As I noted in writing the other day about the return of Rudyard Kipling, it’s fascinating to see how the changed atmosphere brought about by the financial collapse has (re)opened our eyes (and ears) not only to new ideas about the economy and regulation, but also to older cultural artifacts all but forgotten in the heady optimism of recent years. And this is not a bad, gloomy thing at all, for at least three reasons:
1. Humility. It’s not bad to have a measure of humility in our makeup, and that humility should come from remembering that our amazing postwar prosperity, which has built the largest middle class the world has ever known, is not a sure thing forever, which invites us to further ponder this ancient truth: There are no sure things forever.

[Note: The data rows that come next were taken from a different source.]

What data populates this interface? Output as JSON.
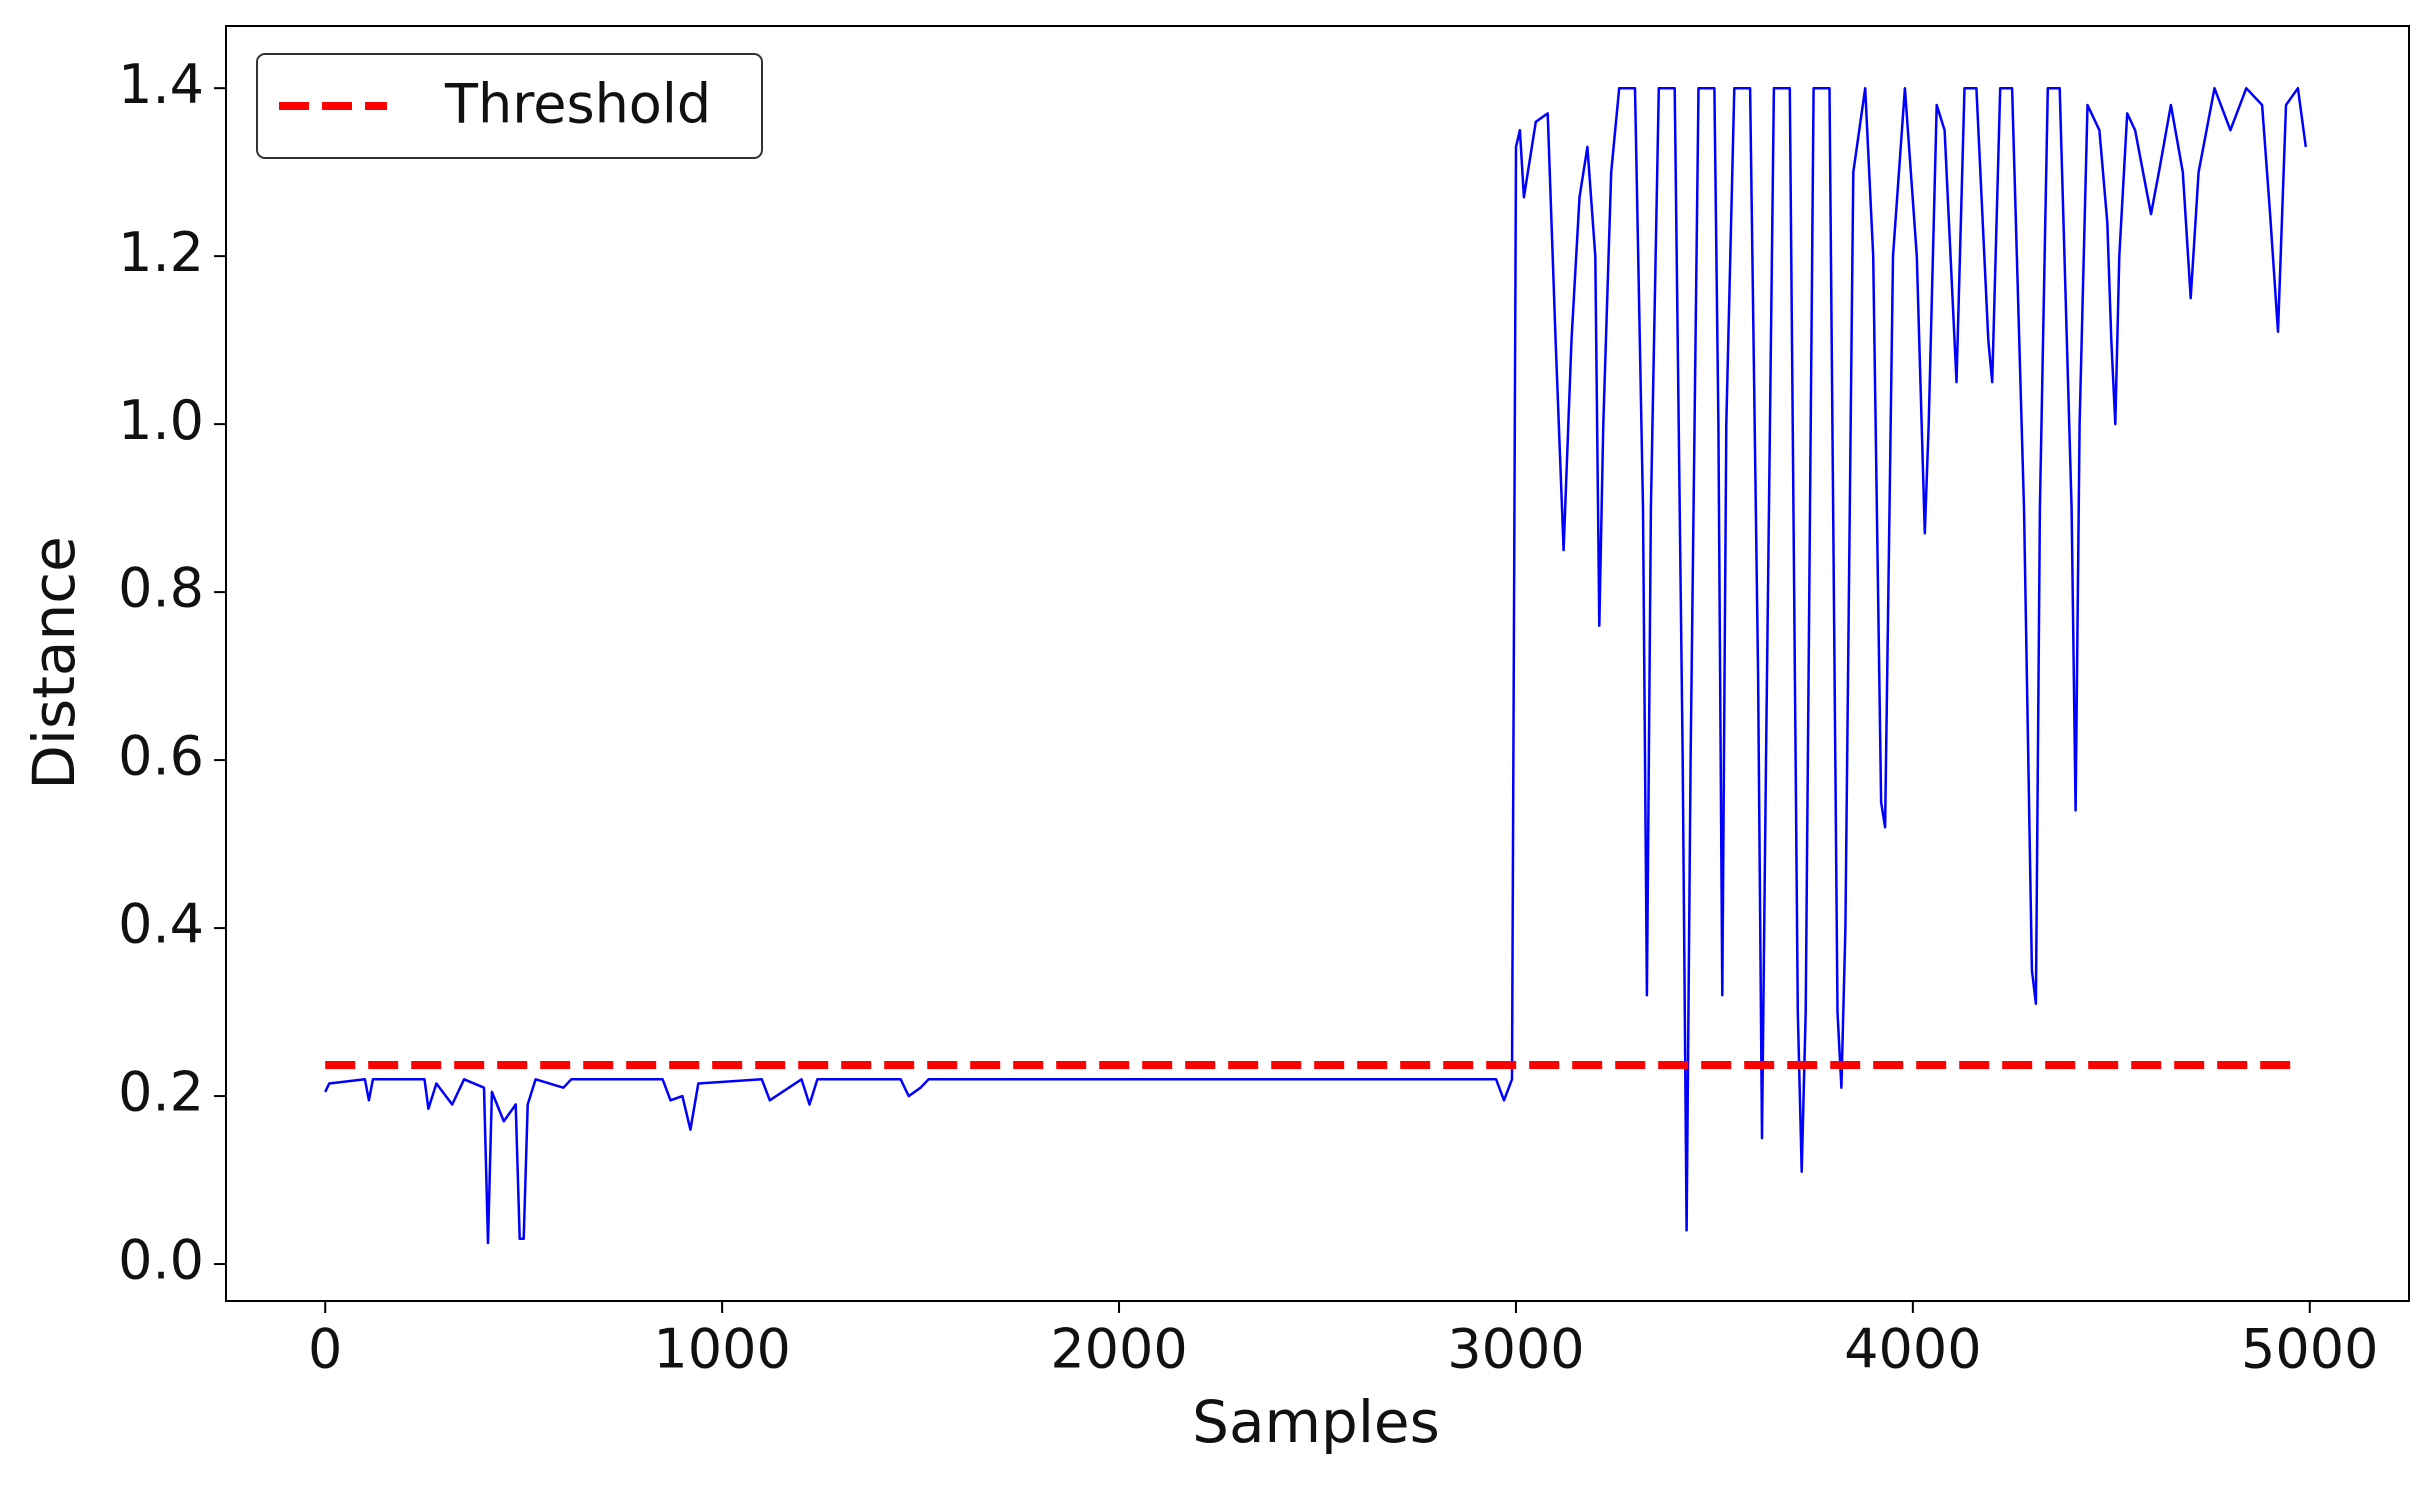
{
  "chart_data": {
    "type": "line",
    "xlabel": "Samples",
    "ylabel": "Distance",
    "series": [
      {
        "color": "#0000ff",
        "x": [
          0,
          10,
          100,
          110,
          120,
          250,
          260,
          280,
          320,
          350,
          400,
          410,
          420,
          450,
          480,
          490,
          500,
          510,
          530,
          600,
          620,
          850,
          870,
          900,
          920,
          940,
          1100,
          1120,
          1200,
          1220,
          1240,
          1450,
          1470,
          1500,
          1520,
          2950,
          2970,
          2990,
          3000,
          3010,
          3020,
          3050,
          3080,
          3100,
          3120,
          3140,
          3160,
          3180,
          3200,
          3210,
          3220,
          3240,
          3260,
          3300,
          3320,
          3330,
          3340,
          3360,
          3400,
          3420,
          3430,
          3440,
          3460,
          3500,
          3510,
          3520,
          3530,
          3550,
          3590,
          3610,
          3620,
          3630,
          3650,
          3690,
          3710,
          3720,
          3730,
          3750,
          3790,
          3810,
          3820,
          3830,
          3850,
          3880,
          3900,
          3920,
          3930,
          3950,
          3980,
          4010,
          4030,
          4040,
          4060,
          4080,
          4110,
          4130,
          4160,
          4190,
          4200,
          4220,
          4250,
          4280,
          4300,
          4310,
          4320,
          4340,
          4370,
          4400,
          4410,
          4420,
          4440,
          4470,
          4490,
          4500,
          4510,
          4520,
          4540,
          4560,
          4600,
          4620,
          4650,
          4680,
          4700,
          4720,
          4760,
          4800,
          4840,
          4880,
          4900,
          4920,
          4940,
          4970,
          4990
        ],
        "values": [
          0.205,
          0.215,
          0.22,
          0.195,
          0.22,
          0.22,
          0.185,
          0.215,
          0.19,
          0.22,
          0.21,
          0.025,
          0.205,
          0.17,
          0.19,
          0.03,
          0.03,
          0.19,
          0.22,
          0.21,
          0.22,
          0.22,
          0.195,
          0.2,
          0.16,
          0.215,
          0.22,
          0.195,
          0.22,
          0.19,
          0.22,
          0.22,
          0.2,
          0.21,
          0.22,
          0.22,
          0.195,
          0.22,
          1.33,
          1.35,
          1.27,
          1.36,
          1.37,
          1.1,
          0.85,
          1.1,
          1.27,
          1.33,
          1.2,
          0.76,
          1.0,
          1.3,
          1.4,
          1.4,
          0.9,
          0.32,
          0.9,
          1.4,
          1.4,
          0.6,
          0.04,
          0.6,
          1.4,
          1.4,
          1.0,
          0.32,
          1.0,
          1.4,
          1.4,
          0.7,
          0.15,
          0.6,
          1.4,
          1.4,
          0.3,
          0.11,
          0.3,
          1.4,
          1.4,
          0.3,
          0.21,
          0.4,
          1.3,
          1.4,
          1.2,
          0.55,
          0.52,
          1.2,
          1.4,
          1.2,
          0.87,
          1.0,
          1.38,
          1.35,
          1.05,
          1.4,
          1.4,
          1.1,
          1.05,
          1.4,
          1.4,
          0.9,
          0.35,
          0.31,
          0.9,
          1.4,
          1.4,
          0.9,
          0.54,
          1.0,
          1.38,
          1.35,
          1.24,
          1.1,
          1.0,
          1.2,
          1.37,
          1.35,
          1.25,
          1.3,
          1.38,
          1.3,
          1.15,
          1.3,
          1.4,
          1.35,
          1.4,
          1.38,
          1.25,
          1.11,
          1.38,
          1.4,
          1.33
        ]
      },
      {
        "name": "Threshold",
        "color": "#ff0000",
        "dashed": true,
        "x": [
          0,
          4960
        ],
        "values": [
          0.237,
          0.237
        ]
      }
    ],
    "xlim": [
      -250,
      5250
    ],
    "xticks": [
      0,
      1000,
      2000,
      3000,
      4000,
      5000
    ],
    "ylim": [
      -0.044,
      1.474
    ],
    "yticks": [
      {
        "value": 0,
        "label": "0.0"
      },
      0.2,
      0.4,
      0.6,
      0.8,
      {
        "value": 1,
        "label": "1.0"
      },
      1.2,
      1.4
    ],
    "legend": "upper left",
    "grid": false
  }
}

2. Gratitude. As Thanksgiving nears in a time of belt-tightening, most of us should gratefully acknowledge that 20th-21st Century Americans have enjoyed more comfort, more security, and more calories than 99% of humanity has ever known. Cutting back on frivolous spending, making do a bit longer with what we’ve got, is not the end of the world, and whining about it makes us seem like spoiled children pouting because they get only one dessert rather than two.
3. We’re not alone. The Kipling poem mentioned the other day and “Brother, Can You Spare a Dime?” are only two examples of the rich tradition of pessimism, which, again, should not be confused with being mopey, gloomy and depressing. Quite the contrary. Artists, musicians and writers who explore the “dark side” of human life can encourage and uplift, as I noted in discussing this A. E. Housman poem last year.
Anyway, give yourself a weekend treat and listen to the NPR piece here. (You can also read it, but then you’ll miss hearing why the song works so well.)